6 thoughts on “Review: Death Stop Holocaust (2009, Gamma Knife Films)

  1. Yea I just finished watching this after reading your review. It was quite interesting and I liked parts of it. The music was pretty fucking cool, with that 80s synth sound which added a nice murky sludge to the movie like old video nasties used to have. And it’s good to see that it was a true low-budget affair that took itself seriously unlike the Tarantino/Rodriguez films where they had loads of money and tried to add an artsy post-modern take on grindhouse flicks.
    But although you pointed out that the acting was bad, I think that the annoying actress was also down to the poor script. One scene that sticks out is at the diner, where the conversation awkwardly skips from one subject to the next, and they seem to be overly concerned about the waitress’ welfare. “Are you okay?” after the lady has mearly dropped a few plates, and then actually running outside and helping her back into the diner simply because she’s had an extremely mild argument with some guy seems like an over reaction.
    I did like the masks and hold the back to basics approach in high regard though, especially as the lighting and some of the techniques were pretty well done.
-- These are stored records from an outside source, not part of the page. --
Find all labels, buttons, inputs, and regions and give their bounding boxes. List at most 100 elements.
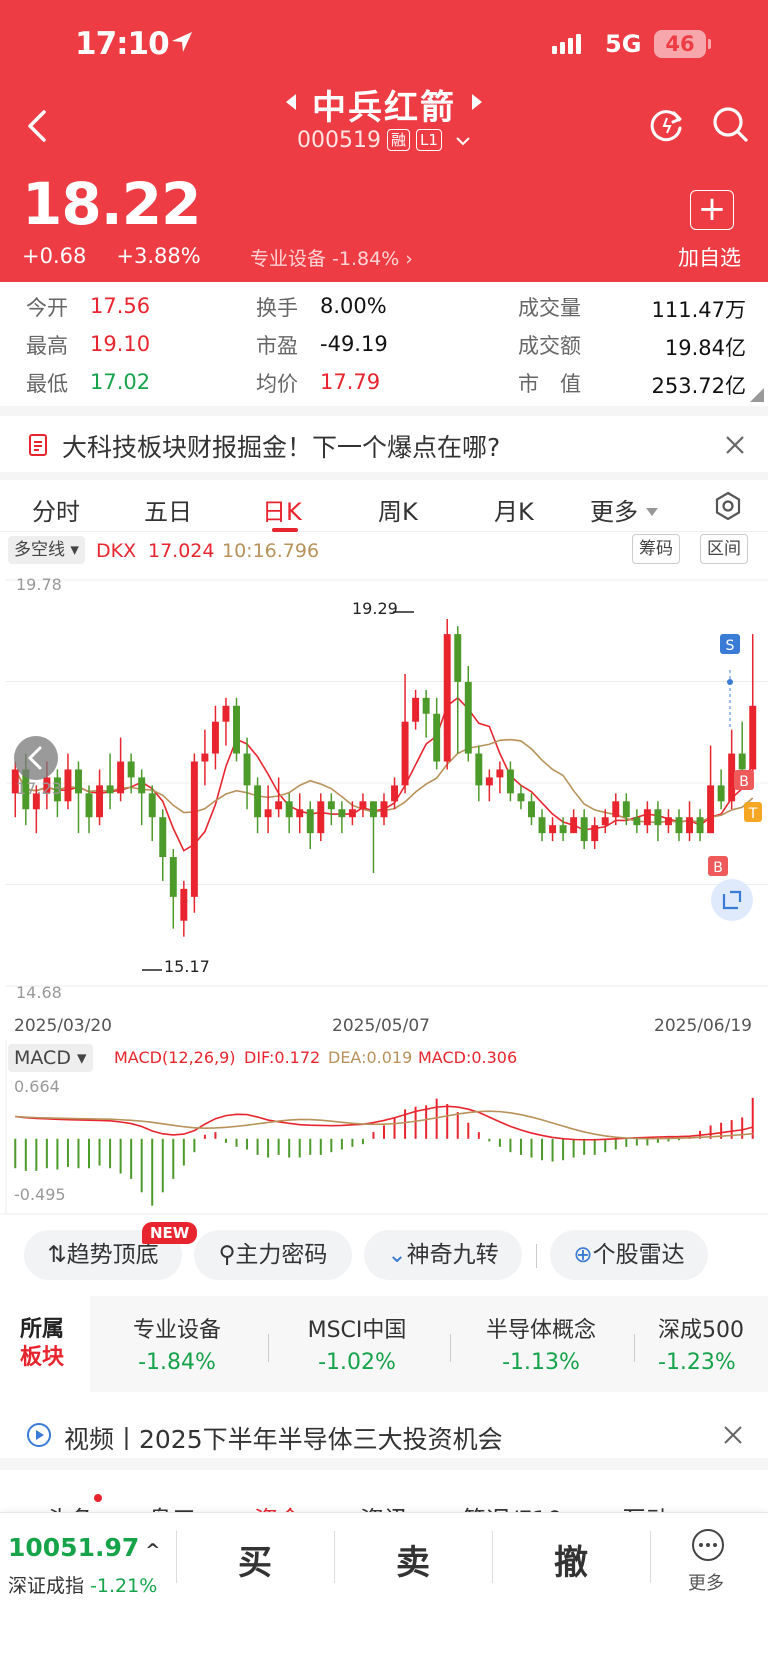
location-arrow-icon bbox=[172, 32, 192, 52]
promo-banner[interactable]: 大科技板块财报掘金！下一个爆点在哪? bbox=[0, 406, 768, 466]
tab-funds[interactable]: 资金 bbox=[254, 1500, 302, 1512]
dkx-value: 17.024 bbox=[148, 540, 215, 562]
stock-code-row[interactable]: 000519 融 L1 bbox=[0, 128, 768, 153]
y-axis-top-label: 19.78 bbox=[16, 575, 62, 594]
block-item[interactable]: 专业设备 -1.84% bbox=[92, 1312, 262, 1375]
macd-params: MACD(12,26,9) bbox=[114, 1048, 236, 1067]
candle-body bbox=[53, 777, 61, 802]
candle-body bbox=[64, 769, 72, 802]
chart-period-tabs: 分时 五日 日K 周K 月K 更多 bbox=[0, 472, 768, 532]
index-ticker[interactable]: 10051.97 ^ 深证成指 -1.21% bbox=[0, 1513, 170, 1603]
close-icon[interactable] bbox=[722, 432, 748, 458]
macd-selector[interactable]: MACD ▾ bbox=[8, 1044, 93, 1072]
candle-body bbox=[570, 817, 578, 834]
block-name: 深成500 bbox=[658, 1318, 744, 1343]
zigzag-icon: ⌄ bbox=[387, 1242, 407, 1268]
tab-daily-k[interactable]: 日K bbox=[262, 498, 302, 526]
previous-stock-button[interactable] bbox=[286, 94, 296, 110]
main-force-code-button[interactable]: ⚲主力密码 bbox=[194, 1230, 352, 1280]
candle-body bbox=[285, 801, 293, 818]
stock-header: 17:10 5G 46 中兵红箭 000519 融 L1 18.22 +0.68 +3… bbox=[0, 0, 768, 282]
indicator-selector[interactable]: 多空线 ▾ bbox=[8, 536, 85, 564]
tab-f10[interactable]: 简况/F10 bbox=[462, 1500, 562, 1512]
candle-body bbox=[401, 721, 409, 786]
candlestick-chart[interactable]: 19.78 17.23 14.68 19.29 15.17 S B B T bbox=[0, 570, 768, 1010]
close-icon[interactable] bbox=[722, 1424, 744, 1446]
chart-scroll-left-button[interactable] bbox=[14, 736, 58, 780]
sell-signal-marker bbox=[720, 634, 740, 654]
volume-value: 111.47万 bbox=[651, 298, 746, 322]
turnover-value: 8.00% bbox=[320, 294, 387, 318]
block-item[interactable]: 半导体概念 -1.13% bbox=[456, 1312, 626, 1375]
candle-body bbox=[717, 785, 725, 802]
bottom-divider bbox=[176, 1531, 177, 1583]
tab-news[interactable]: 资讯 bbox=[360, 1500, 408, 1512]
settings-hexagon-icon[interactable] bbox=[712, 490, 744, 522]
buy-button[interactable]: 买 bbox=[238, 1543, 272, 1583]
y-axis-bottom-label: 14.68 bbox=[16, 983, 62, 1002]
chevron-down-icon bbox=[456, 137, 470, 146]
video-banner[interactable]: 视频丨2025下半年半导体三大投资机会 bbox=[0, 1400, 768, 1470]
promo-text: 大科技板块财报掘金！下一个爆点在哪? bbox=[62, 433, 501, 462]
current-price: 18.22 bbox=[22, 170, 201, 238]
magic-nine-label: 神奇九转 bbox=[406, 1242, 499, 1268]
candle-body bbox=[707, 785, 715, 834]
more-label[interactable]: 更多 bbox=[688, 1573, 724, 1594]
margin-tag: 融 bbox=[387, 129, 411, 151]
x-axis-end-label: 2025/06/19 bbox=[654, 1016, 752, 1036]
expand-corner-icon[interactable] bbox=[750, 388, 764, 402]
block-name: 半导体概念 bbox=[485, 1318, 596, 1343]
candle-body bbox=[211, 721, 219, 754]
tab-intraday[interactable]: 分时 bbox=[32, 498, 80, 526]
change-absolute: +0.68 bbox=[22, 244, 87, 268]
magic-nine-button[interactable]: ⌄神奇九转 bbox=[364, 1230, 522, 1280]
search-icon[interactable] bbox=[710, 104, 750, 144]
candle-body bbox=[296, 809, 304, 818]
bottom-divider bbox=[650, 1531, 651, 1583]
level1-tag: L1 bbox=[416, 129, 442, 151]
key-icon: ⚲ bbox=[218, 1242, 236, 1268]
pe-label: 市盈 bbox=[256, 334, 298, 358]
tab-headlines[interactable]: 头条 bbox=[46, 1500, 94, 1512]
tab-more[interactable]: 更多 bbox=[590, 492, 660, 527]
chip-distribution-button[interactable]: 筹码 bbox=[632, 534, 680, 564]
tab-monthly-k[interactable]: 月K bbox=[494, 498, 534, 526]
more-dots-icon[interactable] bbox=[690, 1527, 726, 1563]
add-watchlist-icon[interactable]: + bbox=[690, 190, 734, 230]
bottom-trade-bar: 10051.97 ^ 深证成指 -1.21% 买 卖 撤 更多 bbox=[0, 1512, 768, 1662]
blocks-title-line2: 板块 bbox=[20, 1345, 65, 1370]
block-item[interactable]: MSCI中国 -1.02% bbox=[272, 1312, 442, 1375]
cancel-order-button[interactable]: 撤 bbox=[554, 1543, 588, 1583]
buy-marker-label: B bbox=[713, 860, 723, 876]
candle-body bbox=[454, 634, 462, 682]
block-item[interactable]: 深成500 -1.23% bbox=[658, 1312, 768, 1375]
candle-body bbox=[348, 809, 356, 818]
block-change: -1.13% bbox=[502, 1350, 580, 1375]
candle-body bbox=[559, 825, 567, 834]
tab-five-day[interactable]: 五日 bbox=[144, 498, 192, 526]
candle-body bbox=[749, 705, 757, 770]
range-button[interactable]: 区间 bbox=[700, 534, 748, 564]
refresh-icon[interactable] bbox=[648, 106, 686, 144]
next-stock-button[interactable] bbox=[472, 94, 482, 110]
tab-weekly-k[interactable]: 周K bbox=[378, 498, 418, 526]
min-price-annotation: 15.17 bbox=[164, 957, 210, 976]
tab-quotes[interactable]: 盘口 bbox=[148, 1500, 196, 1512]
video-title: 视频丨2025下半年半导体三大投资机会 bbox=[64, 1425, 503, 1454]
stock-radar-button[interactable]: ⊕个股雷达 bbox=[550, 1230, 708, 1280]
indicator-bar: 多空线 ▾ DKX 17.024 10:16.796 筹码 区间 bbox=[0, 534, 768, 570]
network-type: 5G bbox=[605, 30, 642, 58]
signal-markers: S B B T bbox=[708, 634, 762, 876]
candle-body bbox=[580, 817, 588, 842]
sell-button[interactable]: 卖 bbox=[396, 1543, 430, 1583]
avg-label: 均价 bbox=[256, 372, 298, 396]
max-price-annotation: 19.29 bbox=[352, 599, 398, 618]
buy-signal-marker bbox=[708, 856, 728, 876]
back-arrow-icon[interactable] bbox=[20, 106, 56, 146]
tab-interaction[interactable]: 互动 bbox=[622, 1500, 670, 1512]
macd-axis-top: 0.664 bbox=[14, 1077, 60, 1096]
sector-link[interactable]: 专业设备 -1.84% › bbox=[250, 248, 413, 270]
candle-body bbox=[190, 761, 198, 897]
fullscreen-button[interactable] bbox=[711, 879, 753, 921]
add-watchlist-label[interactable]: 加自选 bbox=[678, 246, 741, 270]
The muted scenes with only the music over the top were effective and there was some interesting editing there too.
    One thing that needles me about a lot of these nextploitation flicks (just made up that term I think) is that there is often no nudity. I mean, it may sound perverse, but for me that was always a stable ingredient in exploitation/B-movies, and in this day and age of PG-13 (12A in the uk) horror films it is surely something that should be added to further the backlash against the family friendly imposters of this genre.
    I dunno, anyway, it was worth being pointed out, if nothing else but for the cool music, masks and inspirationaly low-budget techniques. Gonna look for that Dear God No! one next.

    • Yeah, an actress/actor can only do some much with a bad script. I just watched Russell’s follow up to this (which I’ll post a review of tonight or tomorrow) which had a lot of the same actors and a slightly better script and the performances were better. Although the guy who played Liz’s dad is still awful.

      The whole look and tone of this movie is it’s strongest attribute, they did a great job capturing of that old school feel (as with his next film), especially the dream sequences and as you said the muted scenes.

      Thank you for pointing out the lack of nudity! There was some serious T&A in just about every slasher in the 80’s. Young kids having sex and drinking get murdered by a mysterious assailant(s) in a gory fashion is the basic formula for any slasher, sure there’s still a lot of gore in movies today but where are the boobs?! That’s an essential ingredient missing in modern horror films!

      • You’re more likely to just see loads of shirtless blokes or even their butts in slasher movies these days, with a bikini/underwear scene for the guys. I love the movie Scream, but I think that the scene when Neve Campbell says that their relationship can move to a PG-13 and then doesn’t actually show her boobs made the studios realise that they don’t need to. That may not be a precise reason or apply to every recent film, but from the mid to late 90s onwards there’s definitely been a change in consensus I feel.

  2. Will have to check this out. Thanks for the tip. The title in itself is very cool.

    If you want a modern horror that really is good, watch Martyrs (2008). Seriously great stuff.

    • I think I might’ve seen that in a horror mag somewhere. I’ll check it out! Looking it up just now lead me to some other French gore films I’ll have to watch. Thanks for the suggestion!